Search code examples
rsummarysummarizegtsummary

R: Create summary table using T1 data for all groups, and T2 data for one group only


I am trying to create a summary table in R of baseline (T1) scores for all participants, grouped by another column with three variables (Group1, Group2, Group3), as well as outcome scores for Group3 only, as Group1 and Group2 do not have this data. I would like the table to look something like this (I have T1 and T2 there as headers above headers but I can't figure out how to do this here):

                                                     T1                                        T2
Group 1 Group 2 Group 3 Group 1
measure1 Score Score Score Score
measure2 Score Score Score Score
measure3 Score Score Score Score
measure4 Score Score Score Score

My data are currently in wide format but I've also transformed it into long format to see if it would be achieveable this way but no success yet with any method I've chosen.

My variables in wide format would be = group, measure1_t1, measure2_t1, measure_3t1, measure4_t1, measure1_t2, measure2_t2, measure3_t2, measure4_t2.

In long format, these would be group, time, measure1, measure2, measure3, measure4

Would anyone have any advice on how I could achieve this? I can't seem to get it without including columns for group2 and group3 for the measures for T2. So far, I've tried using gt_summary and dplyr::summarise but with no success, but I'm open to using other packages/functions.

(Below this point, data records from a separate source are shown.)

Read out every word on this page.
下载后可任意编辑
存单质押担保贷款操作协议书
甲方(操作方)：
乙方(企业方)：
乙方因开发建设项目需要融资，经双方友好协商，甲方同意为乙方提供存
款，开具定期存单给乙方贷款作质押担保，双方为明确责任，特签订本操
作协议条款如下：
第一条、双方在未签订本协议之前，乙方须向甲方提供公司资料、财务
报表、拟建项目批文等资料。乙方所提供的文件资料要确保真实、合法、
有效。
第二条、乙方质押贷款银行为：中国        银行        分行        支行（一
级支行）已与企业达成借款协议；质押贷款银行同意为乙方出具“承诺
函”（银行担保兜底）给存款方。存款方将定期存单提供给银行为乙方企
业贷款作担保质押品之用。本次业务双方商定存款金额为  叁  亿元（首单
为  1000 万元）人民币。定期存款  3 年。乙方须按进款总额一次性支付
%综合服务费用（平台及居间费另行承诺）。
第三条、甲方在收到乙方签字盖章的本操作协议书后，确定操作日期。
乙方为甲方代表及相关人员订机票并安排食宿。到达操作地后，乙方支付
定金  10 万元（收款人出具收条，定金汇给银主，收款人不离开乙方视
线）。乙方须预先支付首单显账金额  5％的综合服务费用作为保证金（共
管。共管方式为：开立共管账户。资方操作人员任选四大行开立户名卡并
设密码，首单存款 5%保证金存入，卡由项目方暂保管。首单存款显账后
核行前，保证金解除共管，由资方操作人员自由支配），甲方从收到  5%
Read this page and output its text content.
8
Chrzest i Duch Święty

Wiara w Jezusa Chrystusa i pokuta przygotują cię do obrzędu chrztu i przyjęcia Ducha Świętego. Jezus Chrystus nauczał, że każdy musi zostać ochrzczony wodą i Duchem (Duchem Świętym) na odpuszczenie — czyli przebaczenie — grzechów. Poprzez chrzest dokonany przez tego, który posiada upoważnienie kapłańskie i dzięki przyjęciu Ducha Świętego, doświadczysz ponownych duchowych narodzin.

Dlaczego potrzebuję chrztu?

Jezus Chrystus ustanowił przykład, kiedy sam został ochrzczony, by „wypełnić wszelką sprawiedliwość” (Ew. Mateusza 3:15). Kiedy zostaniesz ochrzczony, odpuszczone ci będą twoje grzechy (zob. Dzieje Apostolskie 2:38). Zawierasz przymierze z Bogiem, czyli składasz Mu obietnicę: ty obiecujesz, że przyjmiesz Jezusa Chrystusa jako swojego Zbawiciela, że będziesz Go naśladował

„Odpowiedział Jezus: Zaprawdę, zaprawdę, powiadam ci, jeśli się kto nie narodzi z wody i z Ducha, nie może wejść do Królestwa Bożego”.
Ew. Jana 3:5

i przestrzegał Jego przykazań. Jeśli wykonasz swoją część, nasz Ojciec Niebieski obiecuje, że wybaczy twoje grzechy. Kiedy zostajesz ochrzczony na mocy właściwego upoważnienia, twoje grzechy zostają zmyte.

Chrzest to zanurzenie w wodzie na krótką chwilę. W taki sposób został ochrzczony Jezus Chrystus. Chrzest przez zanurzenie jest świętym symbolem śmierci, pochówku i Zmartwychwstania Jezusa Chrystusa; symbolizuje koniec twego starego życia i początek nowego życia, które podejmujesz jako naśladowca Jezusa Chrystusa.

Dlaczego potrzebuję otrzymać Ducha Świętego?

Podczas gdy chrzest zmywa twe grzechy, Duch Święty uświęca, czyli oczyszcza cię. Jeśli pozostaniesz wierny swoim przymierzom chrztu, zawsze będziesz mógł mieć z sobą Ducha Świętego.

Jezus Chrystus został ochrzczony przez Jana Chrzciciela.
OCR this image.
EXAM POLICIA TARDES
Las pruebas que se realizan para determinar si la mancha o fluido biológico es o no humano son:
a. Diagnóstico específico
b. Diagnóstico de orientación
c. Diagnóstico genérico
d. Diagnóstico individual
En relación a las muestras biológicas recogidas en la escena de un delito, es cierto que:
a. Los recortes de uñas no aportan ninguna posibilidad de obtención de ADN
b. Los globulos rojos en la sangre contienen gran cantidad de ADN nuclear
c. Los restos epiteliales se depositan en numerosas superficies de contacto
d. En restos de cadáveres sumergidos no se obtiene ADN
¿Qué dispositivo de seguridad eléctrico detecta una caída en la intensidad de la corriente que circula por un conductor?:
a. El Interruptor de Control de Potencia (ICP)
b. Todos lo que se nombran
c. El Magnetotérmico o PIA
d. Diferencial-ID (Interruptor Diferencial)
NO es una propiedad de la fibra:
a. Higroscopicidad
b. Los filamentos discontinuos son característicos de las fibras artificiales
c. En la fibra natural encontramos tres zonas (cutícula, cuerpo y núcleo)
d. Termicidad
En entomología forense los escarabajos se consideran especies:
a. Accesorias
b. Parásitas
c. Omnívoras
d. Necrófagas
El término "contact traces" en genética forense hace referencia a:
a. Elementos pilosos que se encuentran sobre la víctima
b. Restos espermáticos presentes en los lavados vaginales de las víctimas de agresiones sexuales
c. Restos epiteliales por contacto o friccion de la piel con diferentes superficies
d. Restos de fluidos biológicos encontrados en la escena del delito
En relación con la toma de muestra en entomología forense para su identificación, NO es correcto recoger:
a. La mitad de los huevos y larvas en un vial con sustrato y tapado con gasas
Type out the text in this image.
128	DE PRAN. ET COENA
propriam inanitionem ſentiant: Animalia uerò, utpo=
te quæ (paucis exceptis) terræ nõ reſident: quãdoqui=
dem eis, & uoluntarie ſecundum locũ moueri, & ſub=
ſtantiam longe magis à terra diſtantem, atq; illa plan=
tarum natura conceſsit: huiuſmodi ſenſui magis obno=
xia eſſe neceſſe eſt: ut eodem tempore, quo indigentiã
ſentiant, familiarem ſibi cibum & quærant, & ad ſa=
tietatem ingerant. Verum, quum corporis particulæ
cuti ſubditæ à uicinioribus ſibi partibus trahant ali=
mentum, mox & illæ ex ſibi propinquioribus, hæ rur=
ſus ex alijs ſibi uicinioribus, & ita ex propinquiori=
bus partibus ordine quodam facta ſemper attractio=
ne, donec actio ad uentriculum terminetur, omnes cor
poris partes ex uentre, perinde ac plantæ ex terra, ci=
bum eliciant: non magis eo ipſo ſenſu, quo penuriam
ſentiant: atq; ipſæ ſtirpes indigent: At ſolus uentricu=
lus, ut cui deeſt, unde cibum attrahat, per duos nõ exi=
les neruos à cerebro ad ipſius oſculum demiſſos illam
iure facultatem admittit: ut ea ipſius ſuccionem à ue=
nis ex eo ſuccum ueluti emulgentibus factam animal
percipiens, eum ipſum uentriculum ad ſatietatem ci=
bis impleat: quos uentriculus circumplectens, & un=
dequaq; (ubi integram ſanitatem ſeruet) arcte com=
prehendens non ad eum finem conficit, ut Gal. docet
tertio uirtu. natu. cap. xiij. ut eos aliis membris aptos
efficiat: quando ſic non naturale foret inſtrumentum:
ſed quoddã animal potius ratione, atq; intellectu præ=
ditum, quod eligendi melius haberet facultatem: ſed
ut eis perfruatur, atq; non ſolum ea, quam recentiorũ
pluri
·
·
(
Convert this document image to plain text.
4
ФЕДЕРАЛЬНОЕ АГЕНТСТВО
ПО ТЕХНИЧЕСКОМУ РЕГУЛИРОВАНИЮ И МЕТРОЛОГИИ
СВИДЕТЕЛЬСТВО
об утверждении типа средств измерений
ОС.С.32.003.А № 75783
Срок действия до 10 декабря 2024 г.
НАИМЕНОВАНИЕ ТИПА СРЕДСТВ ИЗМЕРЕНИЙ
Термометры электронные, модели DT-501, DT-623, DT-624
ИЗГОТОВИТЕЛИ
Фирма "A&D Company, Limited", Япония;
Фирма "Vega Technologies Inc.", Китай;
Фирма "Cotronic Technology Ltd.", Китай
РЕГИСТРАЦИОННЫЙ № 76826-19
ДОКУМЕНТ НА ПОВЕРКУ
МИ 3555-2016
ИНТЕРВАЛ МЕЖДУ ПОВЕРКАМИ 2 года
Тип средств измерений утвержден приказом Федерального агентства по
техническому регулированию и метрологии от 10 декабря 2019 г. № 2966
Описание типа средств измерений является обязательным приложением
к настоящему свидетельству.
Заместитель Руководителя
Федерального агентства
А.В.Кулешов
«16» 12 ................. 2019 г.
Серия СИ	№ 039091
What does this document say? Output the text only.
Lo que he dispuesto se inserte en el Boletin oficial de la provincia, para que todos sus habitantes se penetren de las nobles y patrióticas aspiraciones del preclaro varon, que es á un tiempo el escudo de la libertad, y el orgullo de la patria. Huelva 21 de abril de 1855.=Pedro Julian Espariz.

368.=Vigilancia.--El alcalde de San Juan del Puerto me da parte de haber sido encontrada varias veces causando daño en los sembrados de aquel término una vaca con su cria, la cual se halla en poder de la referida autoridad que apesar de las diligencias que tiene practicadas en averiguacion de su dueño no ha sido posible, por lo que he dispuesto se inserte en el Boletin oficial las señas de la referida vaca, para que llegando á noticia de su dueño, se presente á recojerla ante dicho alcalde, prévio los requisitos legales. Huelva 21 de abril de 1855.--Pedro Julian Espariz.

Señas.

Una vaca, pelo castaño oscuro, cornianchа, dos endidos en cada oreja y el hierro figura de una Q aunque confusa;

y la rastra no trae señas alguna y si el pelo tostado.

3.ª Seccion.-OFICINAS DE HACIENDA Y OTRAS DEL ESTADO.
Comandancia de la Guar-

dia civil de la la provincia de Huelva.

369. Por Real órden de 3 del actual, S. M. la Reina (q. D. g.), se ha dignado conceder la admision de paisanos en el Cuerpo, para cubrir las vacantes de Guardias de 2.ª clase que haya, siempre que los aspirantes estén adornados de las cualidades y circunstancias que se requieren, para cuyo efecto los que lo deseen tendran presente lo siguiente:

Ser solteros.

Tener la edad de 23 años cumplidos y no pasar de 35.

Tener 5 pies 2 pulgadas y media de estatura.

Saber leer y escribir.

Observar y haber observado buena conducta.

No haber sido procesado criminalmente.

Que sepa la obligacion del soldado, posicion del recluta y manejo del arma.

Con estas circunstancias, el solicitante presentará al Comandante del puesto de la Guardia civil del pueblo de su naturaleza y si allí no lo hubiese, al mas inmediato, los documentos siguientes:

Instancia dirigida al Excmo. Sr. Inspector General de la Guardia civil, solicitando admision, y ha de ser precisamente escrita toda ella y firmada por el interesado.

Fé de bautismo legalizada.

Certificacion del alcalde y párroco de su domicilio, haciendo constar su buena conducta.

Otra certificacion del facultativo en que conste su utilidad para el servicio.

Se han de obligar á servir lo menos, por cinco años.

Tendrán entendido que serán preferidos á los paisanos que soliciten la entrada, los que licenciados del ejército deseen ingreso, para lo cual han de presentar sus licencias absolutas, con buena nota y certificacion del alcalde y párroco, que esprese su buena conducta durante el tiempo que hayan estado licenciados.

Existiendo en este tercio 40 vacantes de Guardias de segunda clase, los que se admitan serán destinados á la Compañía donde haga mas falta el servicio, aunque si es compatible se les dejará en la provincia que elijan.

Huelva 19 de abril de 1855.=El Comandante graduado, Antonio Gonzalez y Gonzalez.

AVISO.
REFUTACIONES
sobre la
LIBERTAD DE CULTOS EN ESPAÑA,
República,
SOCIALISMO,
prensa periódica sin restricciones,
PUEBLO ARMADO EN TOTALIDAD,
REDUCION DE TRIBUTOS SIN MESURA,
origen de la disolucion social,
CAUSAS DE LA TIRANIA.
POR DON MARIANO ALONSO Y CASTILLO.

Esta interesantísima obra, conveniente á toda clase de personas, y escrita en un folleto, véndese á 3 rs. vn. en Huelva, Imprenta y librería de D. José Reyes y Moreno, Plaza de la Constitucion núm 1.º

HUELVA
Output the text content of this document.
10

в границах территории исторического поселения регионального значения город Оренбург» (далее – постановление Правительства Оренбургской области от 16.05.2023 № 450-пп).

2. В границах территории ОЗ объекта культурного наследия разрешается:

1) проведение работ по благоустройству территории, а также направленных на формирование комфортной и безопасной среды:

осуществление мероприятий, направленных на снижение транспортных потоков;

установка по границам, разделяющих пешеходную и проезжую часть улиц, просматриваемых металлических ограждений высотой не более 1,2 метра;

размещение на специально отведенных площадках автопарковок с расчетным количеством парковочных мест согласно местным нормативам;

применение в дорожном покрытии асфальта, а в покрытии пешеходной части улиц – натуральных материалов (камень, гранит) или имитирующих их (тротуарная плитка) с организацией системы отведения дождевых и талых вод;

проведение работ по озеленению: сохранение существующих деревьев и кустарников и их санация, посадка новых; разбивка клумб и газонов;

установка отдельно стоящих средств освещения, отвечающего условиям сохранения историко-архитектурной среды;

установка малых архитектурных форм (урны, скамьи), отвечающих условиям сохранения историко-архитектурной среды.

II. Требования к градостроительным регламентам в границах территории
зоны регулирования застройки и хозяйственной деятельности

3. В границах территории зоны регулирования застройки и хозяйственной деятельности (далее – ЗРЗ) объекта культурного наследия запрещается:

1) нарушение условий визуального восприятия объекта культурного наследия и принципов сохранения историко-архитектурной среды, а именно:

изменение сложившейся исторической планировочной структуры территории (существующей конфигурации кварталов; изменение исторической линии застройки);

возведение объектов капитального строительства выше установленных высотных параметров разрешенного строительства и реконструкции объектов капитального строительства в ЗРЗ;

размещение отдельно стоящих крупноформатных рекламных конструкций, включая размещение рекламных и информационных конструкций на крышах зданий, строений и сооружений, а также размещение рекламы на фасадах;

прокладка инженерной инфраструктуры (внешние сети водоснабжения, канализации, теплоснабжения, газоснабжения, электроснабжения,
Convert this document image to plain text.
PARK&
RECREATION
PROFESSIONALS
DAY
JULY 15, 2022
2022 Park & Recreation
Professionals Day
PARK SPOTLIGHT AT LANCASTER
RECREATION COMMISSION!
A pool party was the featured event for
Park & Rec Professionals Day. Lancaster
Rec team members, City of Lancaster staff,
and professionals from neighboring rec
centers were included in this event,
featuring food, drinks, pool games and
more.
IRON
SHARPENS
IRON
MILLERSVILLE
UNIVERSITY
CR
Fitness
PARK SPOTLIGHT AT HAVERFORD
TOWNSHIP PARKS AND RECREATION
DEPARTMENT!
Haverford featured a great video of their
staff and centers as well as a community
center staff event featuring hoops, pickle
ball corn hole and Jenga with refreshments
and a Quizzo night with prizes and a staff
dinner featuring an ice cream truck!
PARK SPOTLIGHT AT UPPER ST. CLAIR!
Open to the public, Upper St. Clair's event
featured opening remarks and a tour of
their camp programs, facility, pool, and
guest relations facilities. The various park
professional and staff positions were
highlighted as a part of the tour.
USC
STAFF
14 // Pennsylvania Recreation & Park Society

Alternatively, if there's a way to combine two tables to achieve this instead of doing one table only I'm happy to explore that option

Thanks


Solution

  • I was able to achieve this through creating two separate tables using table_summary and using table_merge to bring them together.

    First table:

    # Filtering dataset to include only T1 data, and selecting relevant variables.
    t1_prep <- df %>%
      dplyr::filter(time == "t1") %>%
      dplyr::select(group, measure1, measure2, measure3, measure4)
    
    #Creating the summary table
    t1_sum <- t1_prep %>%
      tbl_summary(by = group,
                  statistic = list(all_continuous() ~ "{mean} ({sd})"),
                  missing_text = "Missing"
                  ) %>%
      add_overall() %>%
      add_n() %>%
      modify_header(label ~ "**Variable**") %>%
      modify_footnote(
        all_stat_cols() ~ "Mean (SD)"
      )
    

    Second table

    # Filtering dataset, this time to specify at T2, and group 1 only. In select, no longer choose the group variable as this is no longer wanted. 
    t2_prep <- df %>%
      dplyr::filter(time == "t2", group == "Group1") %>%
      dplyr::select(measure1, measure2, measure3, measure4)
    
    t2_sum <- t2_prep %>%
      tbl_summary(by = NULL,
                  statistic = list(all_continuous() ~ "{mean} ({sd})"),
                  missing_text = "Missing") %>%
     add_n() %>%
    #Note that must specify the group and number included in that group below for consistency when merging the tables - this would only state N = 65 otherwise
      modify_header(label ~ "**Variable**", all_stat_cols()  ~ "**Completer** N = 65") %>%
      modify_footnote(
        all_stat_cols() ~ "Mean (SD)"
      )
    

    Merging

    t1_t2_merge <-
      tbl_merge(
        list(t1_sum, t2_sum),
        tab_spanner = c("**Pre-Intervention**", "**Post-Intervention**")
      )  %>%
       as_gt() %>% #this and belowis not necessary but I wanted to add styling
      gt::tab_options(table.font.names = "Times New Roman") %>%
      gt::opt_row_striping() 
    t1_t2_merge